Volunteers around the South Cariboo have been cooking up a storm to make sure that seniors in the community have access to healthy, inexpensive meals.
The long-running program, which provides home-cooked meals to seniors, has been growing over the past several years, according to Maggie Benzing, Interlakes Community Hall coordinator.
Hall volunteers took over the program from the Bridge Lake School Society in 2014 and the demand keeps increasing – from 500 to 600 meals a year in 2014 to more than 2000 in 2019. “This year it looks like we are hitting the 5,000 mark,” Benzing said.
Key to the program’s success has been finding a downtown 100 Mile House distributor for the frozen meals. As of last fall, they can now be purchased at the indoor Crafter’s Market on Birch Avenue, which is open Wednesday to Saturday.
Benzing said the meals – of which there are 35 varieties, with normally eight or nine in stock at a time – are available for $4 each to seniors or anyone recovering from illness who might benefit from easy access to healthy food.
“We cook everything from scratch, there is nothing pre-cooked in the meals,” Benzing said. “They are healthy, nutritious, low in sodium. And we can do gluten-free or dairy-free when people make that request.”
Meals are prepared in the commercial kitchen at Interlakes Community Hall by a handful of volunteers, usually split into two shifts. From 9 a.m. to noon, the first group prepares the food, while the packing crew arrives to divide and freeze the individual portions in the afternoon. Benzing noted that each meal costs $6.20 to prepare – including the microwave-safe packaging – and that a grant from the South Cariboo Health Foundation helps to offset the cost.

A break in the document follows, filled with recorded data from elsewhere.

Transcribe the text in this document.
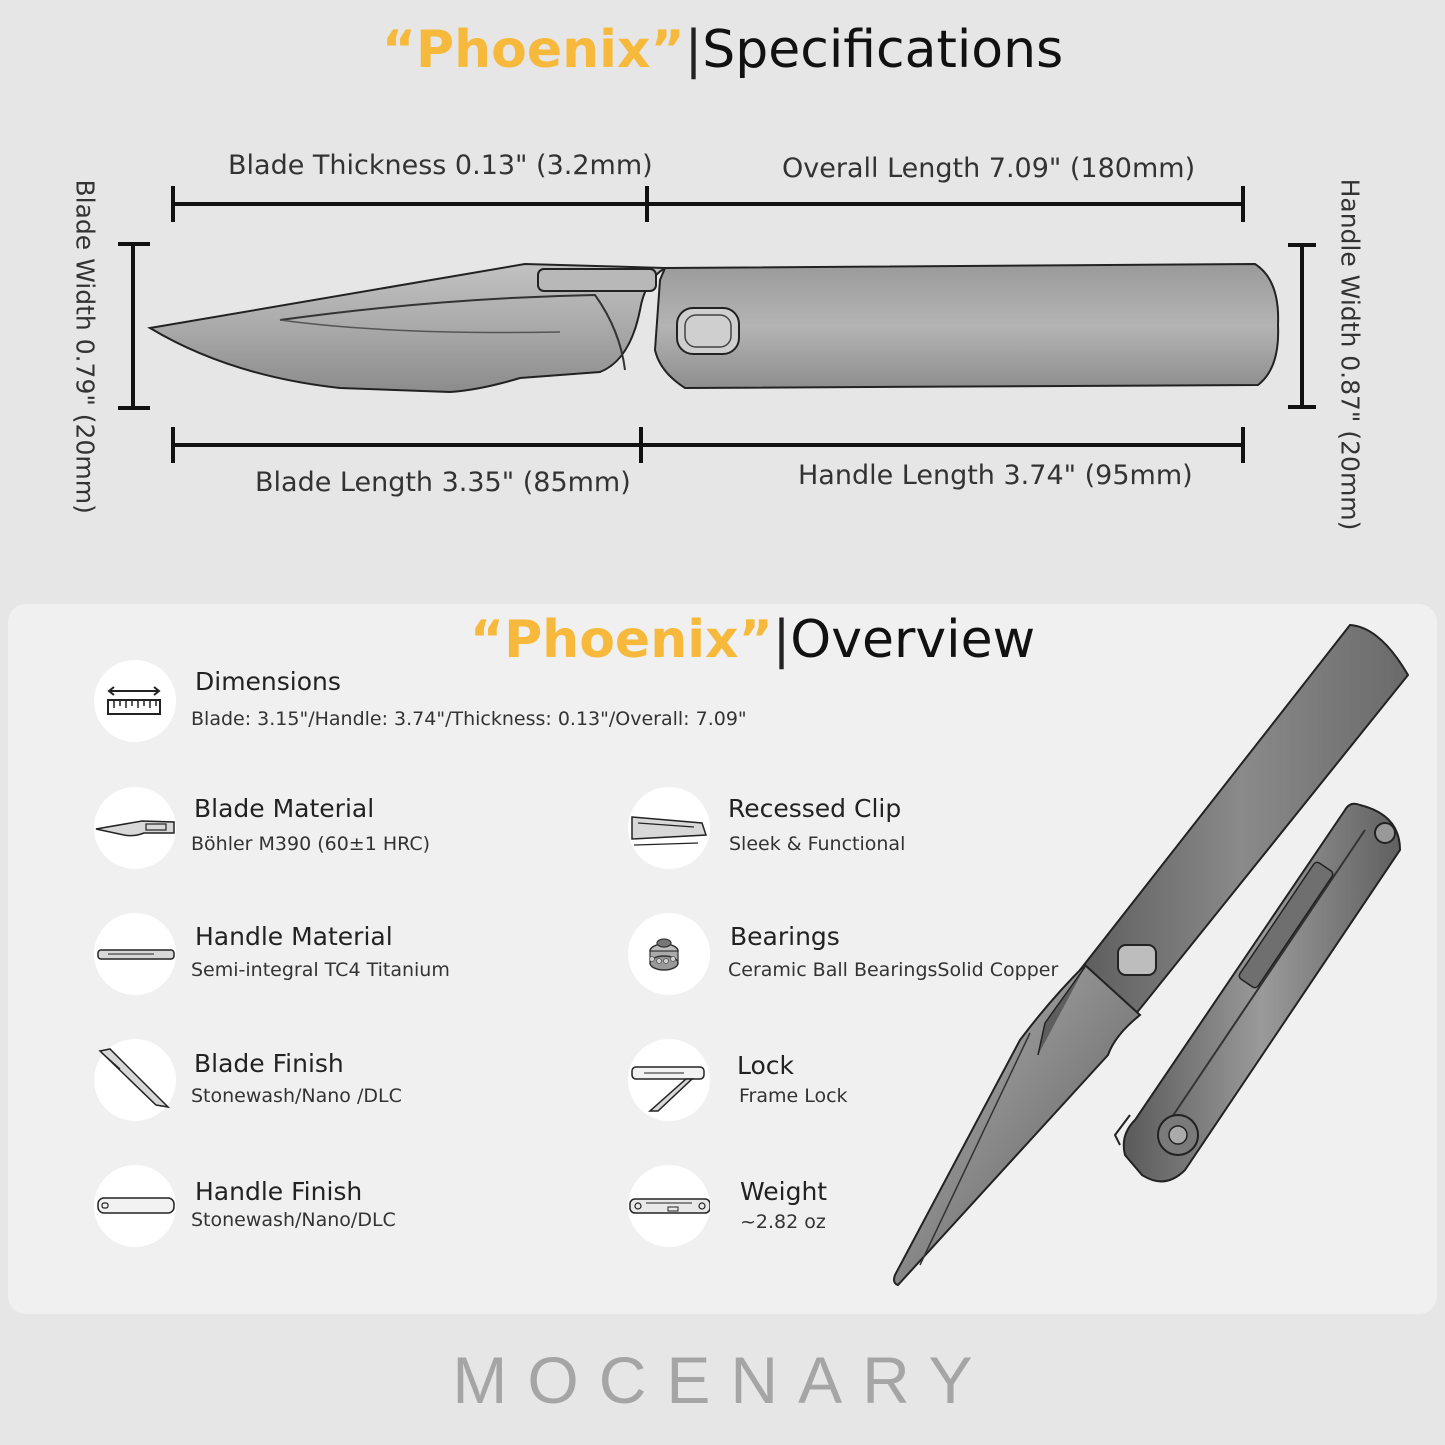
“Phoenix”|Specifications
Blade Thickness 0.13" (3.2mm)	Overall Length 7.09" (180mm)
Blade Length 3.35" (85mm)	Handle Length 3.74" (95mm)
Blade Width 0.79" (20mm)	Handle Width 0.87" (20mm)
“Phoenix”|Overview
Dimensions
Blade: 3.15"/Handle: 3.74"/Thickness: 0.13"/Overall: 7.09"
Blade Material
Böhler M390 (60±1 HRC)
Handle Material
Semi-integral TC4 Titanium
Blade Finish
Stonewash/Nano /DLC
Handle Finish
Stonewash/Nano/DLC
Recessed Clip
Sleek & Functional
Bearings
Ceramic Ball BearingsSolid Copper
Lock
Frame Lock
Weight
~2.82 oz
MOCENARY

A brand new seniors’ meal program is also gaining traction at the Forest Grove Legion Branch 261, where frozen meals can be bought for $2 each with proof of age.
The program has been running for about two months and is slowly becoming more popular, said Legion coordinator Wendy Clarke.
“There’s no need to order the meals ahead of time, you can just show up on Wednesday, Friday or Saturday to buy them,” Clarke said, noting they have a limit of six per household.
Clarke said the meal program is something that Legion staff had been discussing prior to the pandemic, but with the closure of the seniors’ lunch program every Saturday due to COVID-19 restrictions this past year, now seemed like a good time to get it up and running.
“We got some funding from the New Horizons seniors’ program, and that’s what we’ve been using to cover most of the cost,” Clarke said. “Once that runs out, we will likely have to increase the cost, probably up to $4 each. We’re not looking at making money on it, we’re looking to provide a service that’s needed.”